Supplementary Information

Treatment Specific Changes in Gene Expression Discriminate in vivo Drug Response in Human Leukemia Cells

F. TaqMan Real-Time RT-PCR (RT-PCR)

To further establish the validity of gene expression determined by microarray analyses we performed two additional experiments to validate the microarray analysis. (1) We determined gene expression by real-time RT-PCR (reverse transcription polymerase chain reaction) in four randomly selected post-treatment patient samples for three genes (AP1S2, BAX, and RBBP8) and (2) we determined the fold-change in gene expression by both RT-PCR for three genes in five paired patient samples (in both pre- and post treatment sample).

(1) We used TaqMan Universal PCR Master Mix Kit and the 7900-sequence-detection system (Applied Biosystems, Foster City, California).

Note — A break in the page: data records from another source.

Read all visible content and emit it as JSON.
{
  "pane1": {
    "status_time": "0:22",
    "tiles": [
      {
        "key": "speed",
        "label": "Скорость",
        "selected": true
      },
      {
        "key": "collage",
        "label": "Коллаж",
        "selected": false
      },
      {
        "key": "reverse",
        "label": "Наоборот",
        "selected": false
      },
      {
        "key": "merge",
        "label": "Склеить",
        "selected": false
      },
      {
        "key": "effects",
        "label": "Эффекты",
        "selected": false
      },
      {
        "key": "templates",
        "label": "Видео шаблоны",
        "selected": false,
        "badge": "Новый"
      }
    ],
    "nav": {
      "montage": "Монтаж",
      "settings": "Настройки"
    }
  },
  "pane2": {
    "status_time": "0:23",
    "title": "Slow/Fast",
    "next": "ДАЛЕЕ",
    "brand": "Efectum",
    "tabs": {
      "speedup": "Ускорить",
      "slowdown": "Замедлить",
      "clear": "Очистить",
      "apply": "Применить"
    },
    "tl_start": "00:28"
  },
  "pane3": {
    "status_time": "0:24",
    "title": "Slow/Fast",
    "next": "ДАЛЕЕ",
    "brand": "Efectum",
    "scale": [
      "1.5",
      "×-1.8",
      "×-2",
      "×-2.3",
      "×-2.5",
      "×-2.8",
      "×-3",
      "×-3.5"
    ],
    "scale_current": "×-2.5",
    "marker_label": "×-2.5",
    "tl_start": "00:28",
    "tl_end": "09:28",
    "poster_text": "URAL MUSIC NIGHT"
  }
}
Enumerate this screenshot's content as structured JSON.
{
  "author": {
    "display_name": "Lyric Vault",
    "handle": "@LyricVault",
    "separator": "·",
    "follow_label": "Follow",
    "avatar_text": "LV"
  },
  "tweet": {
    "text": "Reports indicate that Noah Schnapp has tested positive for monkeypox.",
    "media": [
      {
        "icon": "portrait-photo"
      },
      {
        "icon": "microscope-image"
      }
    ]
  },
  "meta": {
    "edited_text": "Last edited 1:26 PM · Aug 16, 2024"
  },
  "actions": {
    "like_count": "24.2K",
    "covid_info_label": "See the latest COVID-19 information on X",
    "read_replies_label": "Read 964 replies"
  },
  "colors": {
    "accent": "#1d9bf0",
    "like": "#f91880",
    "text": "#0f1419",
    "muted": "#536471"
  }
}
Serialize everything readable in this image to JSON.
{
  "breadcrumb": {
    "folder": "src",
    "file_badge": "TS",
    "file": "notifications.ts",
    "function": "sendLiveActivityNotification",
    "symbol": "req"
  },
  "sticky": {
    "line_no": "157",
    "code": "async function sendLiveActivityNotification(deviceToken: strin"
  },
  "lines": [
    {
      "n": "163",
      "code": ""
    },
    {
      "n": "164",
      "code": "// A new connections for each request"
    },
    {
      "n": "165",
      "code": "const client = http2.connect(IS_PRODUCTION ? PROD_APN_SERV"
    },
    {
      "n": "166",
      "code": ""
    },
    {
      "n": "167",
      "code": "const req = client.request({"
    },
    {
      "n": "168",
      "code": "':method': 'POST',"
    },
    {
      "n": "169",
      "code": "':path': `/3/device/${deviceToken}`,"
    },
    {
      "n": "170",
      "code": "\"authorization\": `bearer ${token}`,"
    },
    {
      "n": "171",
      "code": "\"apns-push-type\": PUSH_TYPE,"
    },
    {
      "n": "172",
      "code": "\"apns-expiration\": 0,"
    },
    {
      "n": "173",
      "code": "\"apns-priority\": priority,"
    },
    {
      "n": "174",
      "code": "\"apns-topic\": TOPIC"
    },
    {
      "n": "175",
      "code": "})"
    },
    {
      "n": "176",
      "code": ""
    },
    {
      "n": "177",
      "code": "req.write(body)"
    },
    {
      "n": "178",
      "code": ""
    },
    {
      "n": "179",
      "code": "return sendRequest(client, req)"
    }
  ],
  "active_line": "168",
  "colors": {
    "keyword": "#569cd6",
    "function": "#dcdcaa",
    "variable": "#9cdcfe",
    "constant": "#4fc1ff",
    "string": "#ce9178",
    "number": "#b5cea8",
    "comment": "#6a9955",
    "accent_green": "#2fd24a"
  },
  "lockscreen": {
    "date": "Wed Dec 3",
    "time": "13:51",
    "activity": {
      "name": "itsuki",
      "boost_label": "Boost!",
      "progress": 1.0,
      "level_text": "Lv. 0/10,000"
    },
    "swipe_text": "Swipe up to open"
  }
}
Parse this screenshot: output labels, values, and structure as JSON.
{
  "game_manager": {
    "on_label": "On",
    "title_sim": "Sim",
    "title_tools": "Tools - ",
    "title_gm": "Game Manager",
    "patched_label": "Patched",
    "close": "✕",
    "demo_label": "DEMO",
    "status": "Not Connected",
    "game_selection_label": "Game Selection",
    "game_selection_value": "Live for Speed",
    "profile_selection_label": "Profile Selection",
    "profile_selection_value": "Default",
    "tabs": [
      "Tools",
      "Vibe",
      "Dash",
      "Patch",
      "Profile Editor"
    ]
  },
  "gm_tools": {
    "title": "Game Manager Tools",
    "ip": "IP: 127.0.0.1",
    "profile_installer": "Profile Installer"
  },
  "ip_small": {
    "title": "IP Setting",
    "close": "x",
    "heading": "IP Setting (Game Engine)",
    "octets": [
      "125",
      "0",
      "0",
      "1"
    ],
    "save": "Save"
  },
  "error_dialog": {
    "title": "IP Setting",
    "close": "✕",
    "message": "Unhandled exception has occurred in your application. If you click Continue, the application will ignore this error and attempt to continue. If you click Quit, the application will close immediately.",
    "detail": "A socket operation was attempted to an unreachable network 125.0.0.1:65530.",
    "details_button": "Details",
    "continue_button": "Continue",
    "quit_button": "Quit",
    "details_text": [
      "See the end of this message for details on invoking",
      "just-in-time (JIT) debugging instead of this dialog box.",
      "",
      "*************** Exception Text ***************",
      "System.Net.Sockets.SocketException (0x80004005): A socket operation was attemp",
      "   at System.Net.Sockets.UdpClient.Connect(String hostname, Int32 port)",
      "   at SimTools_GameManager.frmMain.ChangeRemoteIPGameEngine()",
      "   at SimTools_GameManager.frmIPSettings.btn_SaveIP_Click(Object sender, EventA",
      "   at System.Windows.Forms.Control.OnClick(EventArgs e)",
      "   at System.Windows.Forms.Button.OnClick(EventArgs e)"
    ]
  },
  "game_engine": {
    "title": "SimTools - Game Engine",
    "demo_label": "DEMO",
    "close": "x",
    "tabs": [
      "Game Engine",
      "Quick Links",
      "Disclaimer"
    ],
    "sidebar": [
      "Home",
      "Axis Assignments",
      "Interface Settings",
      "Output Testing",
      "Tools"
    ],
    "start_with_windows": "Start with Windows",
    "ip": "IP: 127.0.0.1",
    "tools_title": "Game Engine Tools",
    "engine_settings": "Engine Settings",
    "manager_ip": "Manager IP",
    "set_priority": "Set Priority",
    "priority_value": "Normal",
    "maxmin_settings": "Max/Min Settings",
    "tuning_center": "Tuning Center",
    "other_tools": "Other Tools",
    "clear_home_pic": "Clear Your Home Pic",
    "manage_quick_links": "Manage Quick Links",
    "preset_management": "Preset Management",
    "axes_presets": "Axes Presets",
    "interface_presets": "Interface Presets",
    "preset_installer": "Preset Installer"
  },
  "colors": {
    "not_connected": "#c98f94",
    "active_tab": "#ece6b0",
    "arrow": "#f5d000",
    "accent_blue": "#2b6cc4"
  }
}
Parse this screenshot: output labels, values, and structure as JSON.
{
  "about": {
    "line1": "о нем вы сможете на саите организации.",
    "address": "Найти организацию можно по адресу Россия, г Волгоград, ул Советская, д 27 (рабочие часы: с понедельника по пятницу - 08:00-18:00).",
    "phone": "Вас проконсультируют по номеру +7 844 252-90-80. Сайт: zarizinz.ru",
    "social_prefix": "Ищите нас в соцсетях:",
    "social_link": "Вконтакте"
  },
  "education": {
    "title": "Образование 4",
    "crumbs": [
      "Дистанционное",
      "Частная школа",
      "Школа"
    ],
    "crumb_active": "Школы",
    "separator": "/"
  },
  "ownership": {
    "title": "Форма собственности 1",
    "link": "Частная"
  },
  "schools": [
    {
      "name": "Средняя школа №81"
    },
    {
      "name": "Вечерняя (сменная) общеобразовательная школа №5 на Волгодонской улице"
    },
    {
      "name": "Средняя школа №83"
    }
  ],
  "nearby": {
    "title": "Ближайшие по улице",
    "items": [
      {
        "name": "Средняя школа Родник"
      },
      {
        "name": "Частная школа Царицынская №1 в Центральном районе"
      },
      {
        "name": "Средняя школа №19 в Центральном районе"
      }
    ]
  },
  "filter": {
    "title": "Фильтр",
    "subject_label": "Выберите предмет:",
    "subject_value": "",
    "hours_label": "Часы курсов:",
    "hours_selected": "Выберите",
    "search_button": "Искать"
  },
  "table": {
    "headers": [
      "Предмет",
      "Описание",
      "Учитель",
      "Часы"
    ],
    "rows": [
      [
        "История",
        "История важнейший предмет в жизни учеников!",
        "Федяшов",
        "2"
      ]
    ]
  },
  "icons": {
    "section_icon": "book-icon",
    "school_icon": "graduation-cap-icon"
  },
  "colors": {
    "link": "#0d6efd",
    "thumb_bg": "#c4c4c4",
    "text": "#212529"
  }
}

We designed primers and probes (Table 6) with Primer Express 2.0 software (Applied Biosystems, Foster City, California) and used the housekeeping gene RNase P (Applied Biosystems, Foster City, California) for normalization. One µg of total RNA was treated with DNase I and reverse transcribed using Superscript II Rnase H- reverse transcriptase and oligo dT primers (Invitrogen, Carlsbad, California). Additionally, we included controls that contained either no template or no reverse transcriptase, as negative controls in each run. We used aliquots (0.5 µl) of RT reaction mixture (20 µl) for quantification of AP1S1, BAX, RBBP8 and RNase P gene expression.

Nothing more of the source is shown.